Depuis près d'un an que j'ai commencé cette rubrique  dédiée aux livres, je n'avais pas encore consacré la moindre lecture à Jean-Marie-Gustave Le Clézio, notre Prix Nobel de littérature depuis 2008. Il était grand temps que je m'avise de combler cette lacune... C'est chose faite aujourd'hui, puisque je viens de terminer "L'Africain". Ce n'est pas un roman, mais un court récit largement autobiographique, dans lequel Le Clézio évoque les souvenirs de ses années d'enfance passées en Afrique, et plus précisément à l'ouest du Cameroun, où son père exerçait, dans les années trente et au-delà,  la charge écrasante de "médecin de brousse" comme on disait alors... Souvenirs d'images, souvenirs de parfums et d'odeurs... On s'aperçoit, à cette occasion, que des faits en apparence insignifiants peuvent laisser aux enfants qui en sont les témoins un souvenir durable et une trace profonde ; ainsi Le Clézio nous raconte-t-il la souffrance éprouvé à la vue d'une femelle scorpion essayant de protéger ses petits de la mort, lorsque le père de l'auteur enflamme de l'alcool autour de l'animal pour le tuer... Mais le livre est également une quête biographique, au cours de laquelle Le Clézio part à la recherche de son père perdu et méconnu ; perdu car il est mort dans les années soixante,  méconnu car l'enfant a vécu longtemps sans la présence de son père, et aussi parce que son père ne disait rien de lui, de ses souffrances, de sa vie... Le Clézio part donc dans une enquête pleine de sensibilité, à partir des traces laissées par son père : quelques meubles, des photos prises en Afrique avec son appareil photo Leica (dont des reproductions illustrent le livre), quelques instruments de médecine ou de chirurgie... Enfin, outre les aspects biographiques qui sont évoqués, "L'Africain" est porteur de valeurs profondément humanistes. Le Clézio n'aime pas seulement son père, il aime tous les hommes sur la terre, et il l'écrit très bien. Enfin, ceux qui, comme moi, sont nés "aux colonies" y trouveront sans doute des éléments qui feront résonance en eux... L'Africain, un excellent bouquin, qu'on peut lire les yeux fermés... mais c'est quand même mieux si on les ouvre !!!

 Quelques extraits :

- Lui (mon père) qui avait parcouru les fleuves de la Guyane, qui avait, pansé, recousu soigné les chercheurs de diamant et les Indiens sous-alimentés ; cet homme ne pouvait pas ne pas vomir le monde colonial et son injustice outrecuidante, ses cocktails parties et ses golfeurs en tenue, sa domesticité, ses maîtresses d'ébène prostituées de quinze ans introduites par la porte de service, et ses épouses officielles pouffant de chaleur et faisant rejaillir leur rancoeur sur leurs serviteurs pour une question de gants, de poussière ou de vaisselle cassée.

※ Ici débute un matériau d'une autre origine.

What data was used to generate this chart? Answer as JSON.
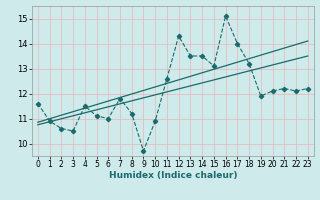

- Un souvenir dramatique fait battre mon coeur encore aujourd'hui : Mon père avait découvert dans un placard un scorpion. En fait une femelle scorpion, qui transportait sa progéniture sur son dos. Mon père est allé chercher dans sa pharmacie un flacon d'alcool à 90°, il en a aspergé le scorpion et a gratté une allumette. Pour une raison que j'ignore, le feu a d'abord pris autour de l'animal, en formant un cercle de flammes bleues, et la femelle scorpion s'est arrêtée dans une posture tragique, les pinces levées au ciel, son corps bandé dressant au-dessus de ses enfants son crochet à venin au bout de sa glande, parfaitement visible. Une deuxième giclée d'alcool l'a d'un seul coup embrasée. L'affaire n'a pas pu durer plus  de quelques secondes, et pourtant j'ai l'impression d'être resté longtemps à regarder sa mort. La femelle scorpion a tourné plusieurs fois sur  elle-même, sa queue agitée d'un spasme. Ses petits étaient déjà morts et tombaient de son dos, recroquevillés. Puis elle s'est immobilisée, ses pinces repliées sur sa poitrine dans un geste de résignation, et les hautes flammes se sont éteintes.

Bio : Jean Marie Gustave Le Clézio est un écrivain français d'origine bretonne, mais dont la famille avait émigré à l'île Maurice au 18è siècle. Mais c'est à Nice que l'auteur est né, le 13 avril 1940. Grand voyageur, Le Clézio n'a jamais cessé d'écrire : ses premiers poèmes ont été écrits alors qu'il avait sept ans. Il obtint le Prix Renaudot en 1963 pour son premier roman : Le Procès-verbal. Son oeuvre comporte une trentaine d'ouvrages. En 1980, il a reçu le Grand Prix Paul-Morand décerné par l'Académie Française, pour Le désert. Enfin, le Prix Nobel de littérature lui a été attribué en 2008.